Say buddy, can you spare a Nuclear Magnetic Resonance Spectrometer?

Erskine chemistry professor Doug Fry didn't really have a tin cup in his hand. In fact, he was more than willing to take a used instrument off of Clemson University's hands at a fair price. But, thanks to e-mail and friends, Erskine's chemistry department became the lucky recipient of a slightly used yet fully functional NMR as a gift from the University of Massachusetts - Amherst.

Fry had been doing work at Clemson University's NMR facility when he noticed an unused spectrometer near the one he was working on. He inquired to Alex Kitaygorodskiy, who heads the facility, about acquiring it for Erskine. Alex explained that they were actually saving that one to trade in on a new model. Fry kept prodding Alex via e-mail to let Erskine buy it. Instead, Alex sent Fry's message out over the internet to hundreds of colleagues who work in NMR facilities. Fry quickly received no fewer than nine offers of NMRs at little cost or free.
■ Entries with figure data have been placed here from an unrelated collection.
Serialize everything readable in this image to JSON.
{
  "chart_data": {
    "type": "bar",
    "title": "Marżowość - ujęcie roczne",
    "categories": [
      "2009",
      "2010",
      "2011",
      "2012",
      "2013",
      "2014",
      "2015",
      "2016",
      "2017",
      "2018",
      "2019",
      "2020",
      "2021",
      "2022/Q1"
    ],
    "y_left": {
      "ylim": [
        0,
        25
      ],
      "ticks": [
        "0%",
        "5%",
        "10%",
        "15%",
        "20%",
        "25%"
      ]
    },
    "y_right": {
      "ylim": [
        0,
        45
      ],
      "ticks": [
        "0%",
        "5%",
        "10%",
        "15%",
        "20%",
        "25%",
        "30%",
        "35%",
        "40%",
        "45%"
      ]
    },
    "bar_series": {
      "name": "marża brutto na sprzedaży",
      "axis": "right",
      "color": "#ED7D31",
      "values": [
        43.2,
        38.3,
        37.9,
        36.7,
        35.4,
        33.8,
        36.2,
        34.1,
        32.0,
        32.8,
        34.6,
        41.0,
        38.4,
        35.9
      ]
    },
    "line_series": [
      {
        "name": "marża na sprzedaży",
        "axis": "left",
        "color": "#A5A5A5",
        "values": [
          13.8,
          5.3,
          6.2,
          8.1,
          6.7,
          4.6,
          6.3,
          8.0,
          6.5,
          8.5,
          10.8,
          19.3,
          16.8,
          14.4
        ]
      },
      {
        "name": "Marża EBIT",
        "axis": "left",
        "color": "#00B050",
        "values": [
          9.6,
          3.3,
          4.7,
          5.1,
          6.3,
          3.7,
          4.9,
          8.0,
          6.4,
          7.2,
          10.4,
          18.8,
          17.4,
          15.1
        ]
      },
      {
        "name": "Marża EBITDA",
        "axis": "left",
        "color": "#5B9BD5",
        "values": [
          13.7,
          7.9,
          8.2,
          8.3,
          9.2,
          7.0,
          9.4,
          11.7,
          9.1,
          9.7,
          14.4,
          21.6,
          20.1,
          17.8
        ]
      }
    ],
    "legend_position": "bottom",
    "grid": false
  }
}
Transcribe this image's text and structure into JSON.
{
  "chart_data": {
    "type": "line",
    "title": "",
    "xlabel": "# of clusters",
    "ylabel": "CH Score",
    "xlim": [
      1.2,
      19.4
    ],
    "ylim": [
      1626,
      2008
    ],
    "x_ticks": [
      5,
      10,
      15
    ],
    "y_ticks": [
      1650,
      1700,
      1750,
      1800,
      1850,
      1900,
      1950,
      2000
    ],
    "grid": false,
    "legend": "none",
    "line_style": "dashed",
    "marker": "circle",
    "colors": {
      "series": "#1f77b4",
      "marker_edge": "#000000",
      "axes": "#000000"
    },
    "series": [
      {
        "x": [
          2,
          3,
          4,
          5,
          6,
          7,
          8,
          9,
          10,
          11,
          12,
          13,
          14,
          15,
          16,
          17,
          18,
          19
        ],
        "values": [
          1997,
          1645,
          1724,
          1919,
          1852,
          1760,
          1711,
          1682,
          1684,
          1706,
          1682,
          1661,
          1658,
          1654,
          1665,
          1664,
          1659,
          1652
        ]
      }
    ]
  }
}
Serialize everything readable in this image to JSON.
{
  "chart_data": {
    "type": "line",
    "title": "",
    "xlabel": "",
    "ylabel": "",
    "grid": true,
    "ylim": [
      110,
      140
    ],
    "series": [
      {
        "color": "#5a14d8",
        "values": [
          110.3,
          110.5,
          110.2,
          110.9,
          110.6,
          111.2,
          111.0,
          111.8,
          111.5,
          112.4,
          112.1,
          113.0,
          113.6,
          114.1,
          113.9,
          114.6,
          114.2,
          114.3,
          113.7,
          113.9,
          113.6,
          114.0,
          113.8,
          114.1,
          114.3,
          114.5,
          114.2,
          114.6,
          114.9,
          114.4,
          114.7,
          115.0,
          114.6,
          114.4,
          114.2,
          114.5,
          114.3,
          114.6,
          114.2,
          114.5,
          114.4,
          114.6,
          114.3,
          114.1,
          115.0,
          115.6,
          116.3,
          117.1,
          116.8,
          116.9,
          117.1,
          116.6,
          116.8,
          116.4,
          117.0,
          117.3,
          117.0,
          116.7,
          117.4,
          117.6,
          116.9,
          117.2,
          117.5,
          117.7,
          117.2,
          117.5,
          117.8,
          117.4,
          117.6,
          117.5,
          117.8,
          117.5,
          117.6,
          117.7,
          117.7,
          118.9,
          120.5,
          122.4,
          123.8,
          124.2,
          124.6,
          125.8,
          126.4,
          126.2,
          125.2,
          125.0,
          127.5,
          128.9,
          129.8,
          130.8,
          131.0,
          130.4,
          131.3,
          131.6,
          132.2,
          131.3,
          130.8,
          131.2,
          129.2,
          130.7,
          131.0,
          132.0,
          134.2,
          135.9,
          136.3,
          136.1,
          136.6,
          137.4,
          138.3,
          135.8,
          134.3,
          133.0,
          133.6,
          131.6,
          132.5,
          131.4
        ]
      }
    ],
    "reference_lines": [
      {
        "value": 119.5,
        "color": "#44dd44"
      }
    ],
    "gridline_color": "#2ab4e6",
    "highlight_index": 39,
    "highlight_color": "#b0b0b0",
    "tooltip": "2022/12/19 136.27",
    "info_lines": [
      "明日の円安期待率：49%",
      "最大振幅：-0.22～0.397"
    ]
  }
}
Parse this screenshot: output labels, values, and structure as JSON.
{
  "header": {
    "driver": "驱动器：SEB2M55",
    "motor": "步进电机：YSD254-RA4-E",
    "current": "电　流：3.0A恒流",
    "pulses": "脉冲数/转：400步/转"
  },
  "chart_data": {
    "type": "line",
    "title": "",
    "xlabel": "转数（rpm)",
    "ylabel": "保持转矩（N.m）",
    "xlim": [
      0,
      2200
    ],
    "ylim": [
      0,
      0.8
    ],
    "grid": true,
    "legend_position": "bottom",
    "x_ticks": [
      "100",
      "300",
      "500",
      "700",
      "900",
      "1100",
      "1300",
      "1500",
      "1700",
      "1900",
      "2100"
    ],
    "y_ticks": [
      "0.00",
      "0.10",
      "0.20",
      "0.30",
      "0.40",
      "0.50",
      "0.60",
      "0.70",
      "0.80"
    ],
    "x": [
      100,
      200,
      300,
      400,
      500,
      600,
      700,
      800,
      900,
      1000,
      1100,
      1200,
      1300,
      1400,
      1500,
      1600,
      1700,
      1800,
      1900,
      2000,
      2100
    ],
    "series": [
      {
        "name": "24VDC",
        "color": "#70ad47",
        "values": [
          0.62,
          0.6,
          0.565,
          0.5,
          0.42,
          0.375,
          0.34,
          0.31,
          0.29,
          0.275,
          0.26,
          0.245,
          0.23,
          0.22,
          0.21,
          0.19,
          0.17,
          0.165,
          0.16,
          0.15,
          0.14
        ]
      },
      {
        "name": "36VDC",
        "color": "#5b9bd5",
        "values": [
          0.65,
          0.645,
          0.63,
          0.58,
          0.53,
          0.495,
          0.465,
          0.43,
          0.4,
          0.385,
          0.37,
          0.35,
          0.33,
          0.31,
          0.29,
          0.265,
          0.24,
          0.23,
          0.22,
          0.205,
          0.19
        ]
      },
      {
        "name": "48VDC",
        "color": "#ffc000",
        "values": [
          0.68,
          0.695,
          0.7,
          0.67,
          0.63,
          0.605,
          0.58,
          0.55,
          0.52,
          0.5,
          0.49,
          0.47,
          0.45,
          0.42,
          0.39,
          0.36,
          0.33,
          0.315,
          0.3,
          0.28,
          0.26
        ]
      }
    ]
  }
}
"We had a number of offers from schools, companies and even one government organization," said Fry.

After a little research, they settled on one offered by Charlie Dickinson of the Polymer Science Department at UMass, Amherst. "It was in mint condition, and had only been driven on Sundays to church and back," said Fry, "and it is very similar to the one that I had been working on at Clemson."

"It cost between $50,000 and $100,000 when new," said Fry of the eight-year old instrument. "And it sat unused for a couple of years before UMass decided they needed to get rid of it to make room for two new NMRs of their own."

UMass' space problem turned out to be a blessing for the Erskine Chemistry Department. Erskine's old NMR, which the college has had since the 1970's, had recently went on the fritz. "I don't know how organic chemists survived without them before they were invented," said Fry.

The technology, which takes a sample of organic matter and places it between two polls of a large magnet and then pulses radio waves through it, was developed in the 1940's by physicists as a way to determine the molecular structures of compounds. By the 1950's NMRs were routinely used, but only by the largest universities and companies with the money and time to buy them and assemble them on their own.

It was shortly thereafter that the medical community realized the potential NMR had for use in diagnosing disease. The apparatus could actually "look inside" something, or someone, and show an accurate picture. Figuring that telling someone they had to go through a Nuclear Magnetic Resonance Spectrometer might not seem too appealing, the name was changed by doctors to Magnetic Resonance Imaging, or MRI.

"It is basically the same technique, only the NMR spins the sample being analyzed at 20 revolutions per second and most people wouldn't like that," Fry said jokingly.

So while the NMR itself was passed along by UMass 'gratis,' Erskine still had to pick up the tab for its travel expenses and installation. Once it arrived at Reid Science Hall last November, the department still had to wait until a good piece of the $23,000 installation costs were raised. That happened in April when Fuji awarded Erskine funds for just that purpose. With that and the generous contributions of Chemistry Department alumni, installation work started in May.

It was just last week that installer Fred Herring, the electronics technician from Clemson's Chemistry Department, got the NMR up and spinning. "We've already had students working on it. They've really taken to it," Fry said. "But we still have some more money to raise for the completion of the installation."

With the new Center for Science and Values due for groundbreaking and completion expected by fall of 1998, the NMR will have to be relocated again. "It will have its own lab in the new building," said Fry. "And it won't cost near as much to move it and reinstall it."

Erskine's Facilities Management helped with the local move of the three pieces, one of which weighed almost a ton, and will be the prime movers for the relocation Fry said. "They really did an outstanding job."